* Establish clear ground rules so that pupils understand that using computers is not a "play lesson". If you wouldn't allow them to listen to personal stereos during a non-ICT lesson, don't let them listen to music on the laptop.
* Have a clear routine: I get pupils to log on and then push the screens down (or turn them off on desktops) while they load up. Use this time to introduce the lesson.
* Have an online starter available that students can use independently if you need to sort out any problems such as forgotten passwords. I use WordLab on www.englishonline.co.uk
* If you want to talk to the class, ensure they turn their screens off or push them down. It takes a second but avoids distractions.
* Avoid using laptops to type up written work. They can be far better used structuring the writing.
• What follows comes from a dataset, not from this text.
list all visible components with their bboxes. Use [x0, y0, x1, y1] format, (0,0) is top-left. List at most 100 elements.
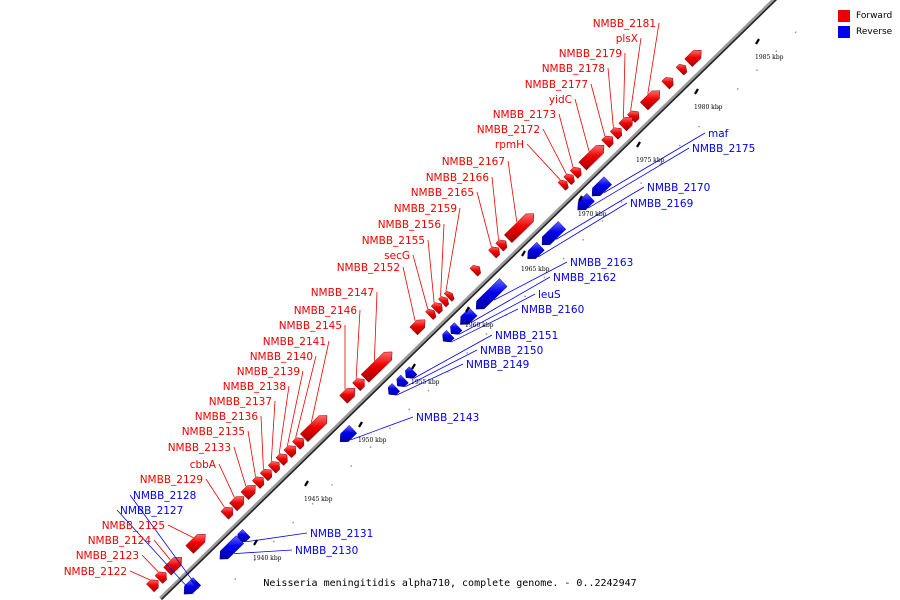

* If the internet or network is essential for your lesson, do have a back-up idea so that you're not stuck if you lose access.
* Try activities yourself first so that you are able to demonstrate them.
It's often a good idea to try them on one of the computers that students will be using.
* Do get the students to save work regularly.
* Don't try to reinvent the wheel. Share ideas and resources.
www.teachit.co.uk has a massive resource bank and is developing a wealth of onscreen resources that would suit whole-class teaching. You can also ask for advice on the discussion board. NATE and englishonline also have loads of advice for using ICT.